There is little stillness in the frenzied abstractions of Sonia Gechtoff
(Ukrainian American, b. 1926, d. 2018), whose paintings evoke colliding waves, gusts of wind, and falling water. As with other Abstract Expressionists of her era, Gechtoff had a reverence for the sublime and a penchant for dramatic, boundless form. Though she largely eschewed from any objectivity or symbolism, she delved deeply into a mysticism derived from non-Western sources and lineages.
Gechtoff was born in Philadelphia to Jewish émigrés from Odessa and Bessarabia. Leonid, a notable landscape painter, died when she was just 15 but left an indelible influence on his daughter. Gechtoff inherited his knowledge of Byzantine art and developed a fascination with icon painting. She utilized several recurring motifs in her compositions which resemble some of the hallmarks of icons: a heavily stylized natural world; a “reverse perspective” in which distant forms on the horizon are enlarged; frame-like borders which recall the inset rectangular ark within an icon’s wood panel; and moons and celestial shapes reminiscent of halos.
These centrifugal, circular shapes feature prominently in early works such as the palette knife oil painting, Lucia and the Wave, 1961-62 and a graphite drawing, Untitled (Round Icon Collage), 1962. She later began to look to the asymmetries and aesthetics of Japanese ukiyo-e. This is seen most overtly in Hiroshige Revisited II, 1988 and a companion painting, Streamers II, 1989, rendered in the distinctive materials she utilized the last several decades of her career – lavish brushstrokes of acrylics overlaid with lustrous, feverishly applied graphite line.
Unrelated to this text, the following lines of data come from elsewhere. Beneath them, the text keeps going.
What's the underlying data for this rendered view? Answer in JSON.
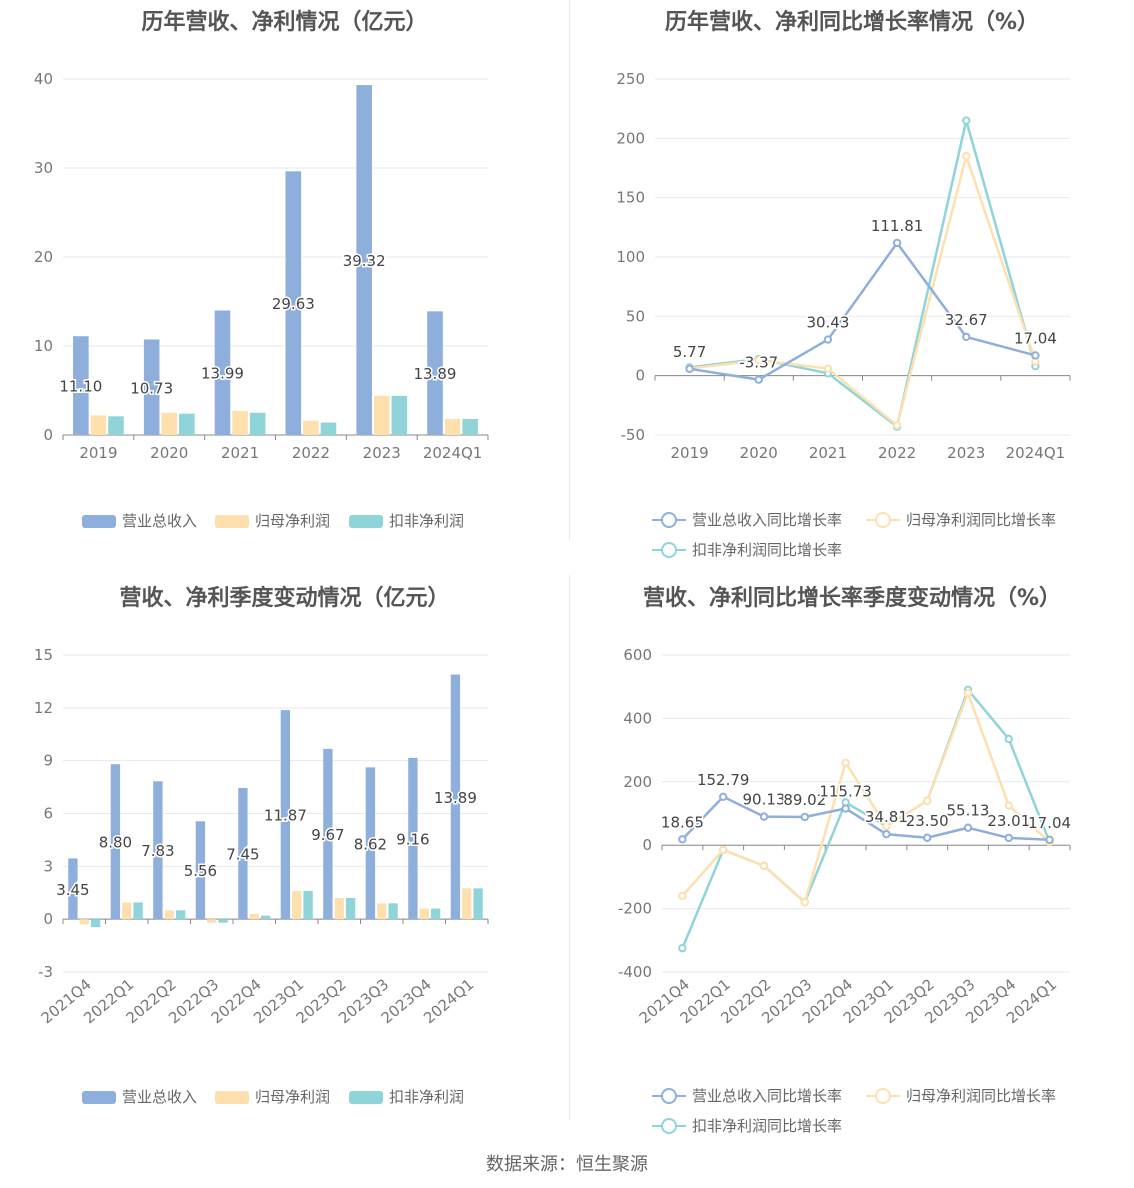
{
  "source": "数据来源：恒生聚源",
  "colors": {
    "revenue": "#8eaedc",
    "netprofit": "#fde0ad",
    "deducted": "#8fd4d8",
    "grid": "#e6e9f0",
    "axis": "#999999"
  },
  "legend_bar": [
    "营业总收入",
    "归母净利润",
    "扣非净利润"
  ],
  "legend_line": [
    "营业总收入同比增长率",
    "归母净利润同比增长率",
    "扣非净利润同比增长率"
  ],
  "chart_data": [
    {
      "id": "annual-bar",
      "type": "bar",
      "title": "历年营收、净利情况（亿元）",
      "categories": [
        "2019",
        "2020",
        "2021",
        "2022",
        "2023",
        "2024Q1"
      ],
      "ylim": [
        0,
        40
      ],
      "yticks": [
        0,
        10,
        20,
        30,
        40
      ],
      "series": [
        {
          "name": "营业总收入",
          "values": [
            11.1,
            10.73,
            13.99,
            29.63,
            39.32,
            13.89
          ],
          "labels": [
            "11.10",
            "10.73",
            "13.99",
            "29.63",
            "39.32",
            "13.89"
          ]
        },
        {
          "name": "归母净利润",
          "values": [
            2.2,
            2.5,
            2.7,
            1.6,
            4.4,
            1.8
          ]
        },
        {
          "name": "扣非净利润",
          "values": [
            2.1,
            2.4,
            2.5,
            1.4,
            4.4,
            1.8
          ]
        }
      ],
      "legend": "bottom"
    },
    {
      "id": "annual-line",
      "type": "line",
      "title": "历年营收、净利同比增长率情况（%）",
      "categories": [
        "2019",
        "2020",
        "2021",
        "2022",
        "2023",
        "2024Q1"
      ],
      "ylim": [
        -50,
        250
      ],
      "yticks": [
        -50,
        0,
        50,
        100,
        150,
        200,
        250
      ],
      "series": [
        {
          "name": "营业总收入同比增长率",
          "values": [
            5.77,
            -3.37,
            30.43,
            111.81,
            32.67,
            17.04
          ],
          "labels": [
            "5.77",
            "-3.37",
            "30.43",
            "111.81",
            "32.67",
            "17.04"
          ]
        },
        {
          "name": "归母净利润同比增长率",
          "values": [
            6,
            13,
            6,
            -42,
            185,
            12
          ]
        },
        {
          "name": "扣非净利润同比增长率",
          "values": [
            7,
            14,
            2,
            -43,
            215,
            8
          ]
        }
      ],
      "legend": "bottom"
    },
    {
      "id": "quarterly-bar",
      "type": "bar",
      "title": "营收、净利季度变动情况（亿元）",
      "categories": [
        "2021Q4",
        "2022Q1",
        "2022Q2",
        "2022Q3",
        "2022Q4",
        "2023Q1",
        "2023Q2",
        "2023Q3",
        "2023Q4",
        "2024Q1"
      ],
      "ylim": [
        -3,
        15
      ],
      "yticks": [
        -3,
        0,
        3,
        6,
        9,
        12,
        15
      ],
      "series": [
        {
          "name": "营业总收入",
          "values": [
            3.45,
            8.8,
            7.83,
            5.56,
            7.45,
            11.87,
            9.67,
            8.62,
            9.16,
            13.89
          ],
          "labels": [
            "3.45",
            "8.80",
            "7.83",
            "5.56",
            "7.45",
            "11.87",
            "9.67",
            "8.62",
            "9.16",
            "13.89"
          ]
        },
        {
          "name": "归母净利润",
          "values": [
            -0.3,
            0.95,
            0.5,
            -0.2,
            0.3,
            1.6,
            1.2,
            0.9,
            0.6,
            1.75
          ]
        },
        {
          "name": "扣非净利润",
          "values": [
            -0.45,
            0.95,
            0.5,
            -0.2,
            0.2,
            1.6,
            1.2,
            0.9,
            0.6,
            1.75
          ]
        }
      ],
      "legend": "bottom"
    },
    {
      "id": "quarterly-line",
      "type": "line",
      "title": "营收、净利同比增长率季度变动情况（%）",
      "categories": [
        "2021Q4",
        "2022Q1",
        "2022Q2",
        "2022Q3",
        "2022Q4",
        "2023Q1",
        "2023Q2",
        "2023Q3",
        "2023Q4",
        "2024Q1"
      ],
      "ylim": [
        -400,
        600
      ],
      "yticks": [
        -400,
        -200,
        0,
        200,
        400,
        600
      ],
      "series": [
        {
          "name": "营业总收入同比增长率",
          "values": [
            18.65,
            152.79,
            90.13,
            89.02,
            115.73,
            34.81,
            23.5,
            55.13,
            23.01,
            17.04
          ],
          "labels": [
            "18.65",
            "152.79",
            "90.13",
            "89.02",
            "115.73",
            "34.81",
            "23.50",
            "55.13",
            "23.01",
            "17.04"
          ]
        },
        {
          "name": "归母净利润同比增长率",
          "values": [
            -160,
            -15,
            -65,
            -180,
            260,
            60,
            140,
            480,
            125,
            10
          ]
        },
        {
          "name": "扣非净利润同比增长率",
          "values": [
            -325,
            -15,
            -65,
            -180,
            135,
            60,
            140,
            490,
            335,
            10
          ]
        }
      ],
      "legend": "bottom"
    }
  ]
}
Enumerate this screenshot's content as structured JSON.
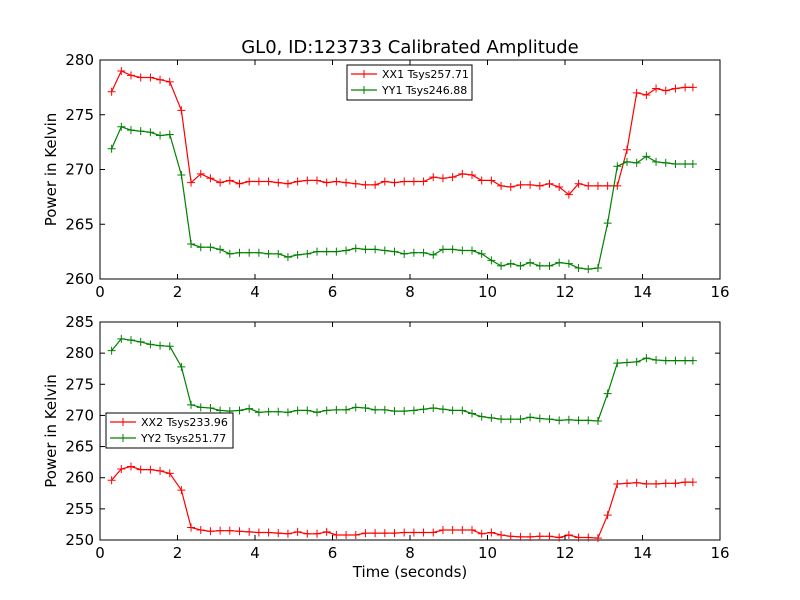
{
  "title": "GL0, ID:123733 Calibrated Amplitude",
  "colors": {
    "red": "#ff0000",
    "green": "#008000",
    "axis": "#000000",
    "background": "#ffffff"
  },
  "chart_data": [
    {
      "type": "line",
      "title": "GL0, ID:123733 Calibrated Amplitude",
      "xlabel": "",
      "ylabel": "Power in Kelvin",
      "xlim": [
        0,
        16
      ],
      "ylim": [
        260,
        280
      ],
      "xticks": [
        "0",
        "2",
        "4",
        "6",
        "8",
        "10",
        "12",
        "14",
        "16"
      ],
      "yticks": [
        "260",
        "265",
        "270",
        "275",
        "280"
      ],
      "grid": false,
      "legend_position": "top-center",
      "x": [
        0.3,
        0.55,
        0.8,
        1.05,
        1.3,
        1.55,
        1.8,
        2.1,
        2.35,
        2.6,
        2.85,
        3.1,
        3.35,
        3.6,
        3.85,
        4.1,
        4.35,
        4.6,
        4.85,
        5.1,
        5.35,
        5.6,
        5.85,
        6.1,
        6.35,
        6.6,
        6.85,
        7.1,
        7.35,
        7.6,
        7.85,
        8.1,
        8.35,
        8.6,
        8.85,
        9.1,
        9.35,
        9.6,
        9.85,
        10.1,
        10.35,
        10.6,
        10.85,
        11.1,
        11.35,
        11.6,
        11.85,
        12.1,
        12.35,
        12.6,
        12.85,
        13.1,
        13.35,
        13.6,
        13.85,
        14.1,
        14.35,
        14.6,
        14.85,
        15.1,
        15.3
      ],
      "series": [
        {
          "name": "XX1 Tsys257.71",
          "color": "#ff0000",
          "values": [
            277.1,
            279.0,
            278.6,
            278.4,
            278.4,
            278.2,
            278.0,
            275.4,
            268.8,
            269.6,
            269.2,
            268.8,
            269.0,
            268.7,
            268.9,
            268.9,
            268.9,
            268.8,
            268.7,
            268.9,
            269.0,
            269.0,
            268.8,
            268.9,
            268.8,
            268.7,
            268.6,
            268.6,
            268.9,
            268.8,
            268.9,
            268.9,
            268.9,
            269.3,
            269.2,
            269.3,
            269.6,
            269.5,
            269.0,
            269.0,
            268.5,
            268.4,
            268.6,
            268.6,
            268.5,
            268.7,
            268.4,
            267.7,
            268.7,
            268.5,
            268.5,
            268.5,
            268.5,
            271.8,
            277.0,
            276.8,
            277.4,
            277.2,
            277.4,
            277.5,
            277.5
          ]
        },
        {
          "name": "YY1 Tsys246.88",
          "color": "#008000",
          "values": [
            271.9,
            273.9,
            273.6,
            273.5,
            273.4,
            273.1,
            273.2,
            269.5,
            263.2,
            262.9,
            262.9,
            262.7,
            262.3,
            262.4,
            262.4,
            262.4,
            262.3,
            262.3,
            262.0,
            262.2,
            262.3,
            262.5,
            262.5,
            262.5,
            262.6,
            262.8,
            262.7,
            262.7,
            262.6,
            262.5,
            262.3,
            262.4,
            262.4,
            262.2,
            262.7,
            262.7,
            262.6,
            262.6,
            262.3,
            261.7,
            261.2,
            261.4,
            261.2,
            261.5,
            261.2,
            261.2,
            261.5,
            261.4,
            261.0,
            260.9,
            261.0,
            265.1,
            270.3,
            270.7,
            270.6,
            271.2,
            270.7,
            270.6,
            270.5,
            270.5,
            270.5
          ]
        }
      ]
    },
    {
      "type": "line",
      "title": "",
      "xlabel": "Time (seconds)",
      "ylabel": "Power in Kelvin",
      "xlim": [
        0,
        16
      ],
      "ylim": [
        250,
        285
      ],
      "xticks": [
        "0",
        "2",
        "4",
        "6",
        "8",
        "10",
        "12",
        "14",
        "16"
      ],
      "yticks": [
        "250",
        "255",
        "260",
        "265",
        "270",
        "275",
        "280",
        "285"
      ],
      "grid": false,
      "legend_position": "center-left",
      "x": [
        0.3,
        0.55,
        0.8,
        1.05,
        1.3,
        1.55,
        1.8,
        2.1,
        2.35,
        2.6,
        2.85,
        3.1,
        3.35,
        3.6,
        3.85,
        4.1,
        4.35,
        4.6,
        4.85,
        5.1,
        5.35,
        5.6,
        5.85,
        6.1,
        6.35,
        6.6,
        6.85,
        7.1,
        7.35,
        7.6,
        7.85,
        8.1,
        8.35,
        8.6,
        8.85,
        9.1,
        9.35,
        9.6,
        9.85,
        10.1,
        10.35,
        10.6,
        10.85,
        11.1,
        11.35,
        11.6,
        11.85,
        12.1,
        12.35,
        12.6,
        12.85,
        13.1,
        13.35,
        13.6,
        13.85,
        14.1,
        14.35,
        14.6,
        14.85,
        15.1,
        15.3
      ],
      "series": [
        {
          "name": "XX2 Tsys233.96",
          "color": "#ff0000",
          "values": [
            259.6,
            261.4,
            261.8,
            261.3,
            261.3,
            261.1,
            260.7,
            258.0,
            252.0,
            251.6,
            251.4,
            251.5,
            251.5,
            251.4,
            251.3,
            251.2,
            251.2,
            251.1,
            251.0,
            251.3,
            251.0,
            251.0,
            251.3,
            250.8,
            250.8,
            250.8,
            251.1,
            251.1,
            251.1,
            251.1,
            251.2,
            251.2,
            251.2,
            251.2,
            251.6,
            251.6,
            251.6,
            251.6,
            251.0,
            251.2,
            250.8,
            250.6,
            250.5,
            250.5,
            250.6,
            250.6,
            250.4,
            250.8,
            250.4,
            250.4,
            250.3,
            254.0,
            259.0,
            259.1,
            259.2,
            259.0,
            259.0,
            259.1,
            259.1,
            259.3,
            259.3
          ]
        },
        {
          "name": "YY2 Tsys251.77",
          "color": "#008000",
          "values": [
            280.4,
            282.3,
            282.1,
            281.8,
            281.4,
            281.2,
            281.1,
            277.8,
            271.7,
            271.3,
            271.2,
            270.8,
            270.7,
            270.8,
            271.1,
            270.5,
            270.6,
            270.6,
            270.5,
            270.8,
            270.8,
            270.5,
            270.8,
            270.9,
            270.9,
            271.3,
            271.2,
            270.9,
            270.9,
            270.7,
            270.7,
            270.8,
            271.0,
            271.2,
            271.0,
            270.8,
            270.8,
            270.3,
            269.8,
            269.6,
            269.4,
            269.4,
            269.4,
            269.7,
            269.5,
            269.4,
            269.2,
            269.3,
            269.2,
            269.2,
            269.1,
            273.5,
            278.4,
            278.5,
            278.6,
            279.2,
            278.9,
            278.8,
            278.8,
            278.8,
            278.8
          ]
        }
      ]
    }
  ]
}
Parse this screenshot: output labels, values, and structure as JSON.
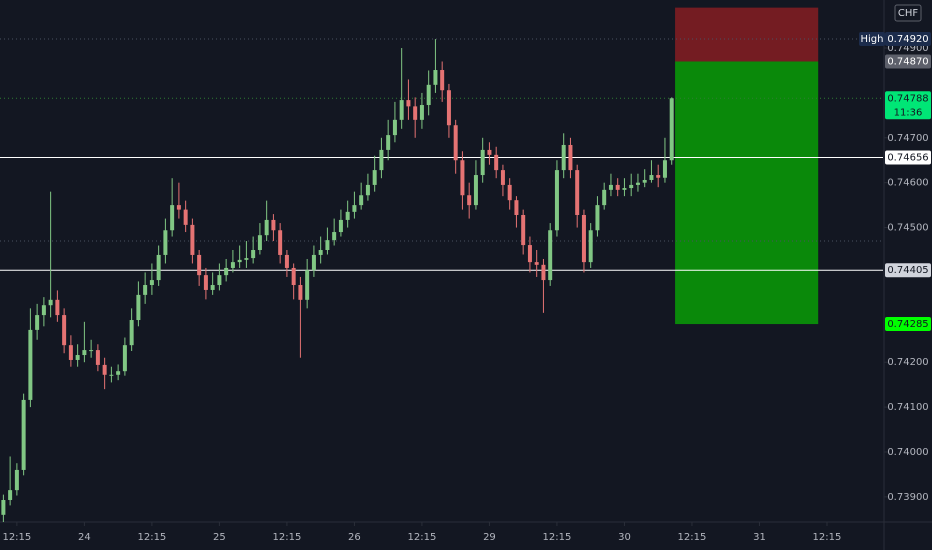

This exhibition’s title references the title of the inaugural group exhibition at the influential Ferus Gallery in Los Angeles, Objects on the New Landscape Demanding of the Eye. Gechtoff was exhibited alongside Clyfford Still, Richard Diebenkorn, Jay DeFeo, Frank Lobdell, and John Altoon. This 1957 show was immediately followed by Gechtoff’s first major solo show, also at Ferus Gallery.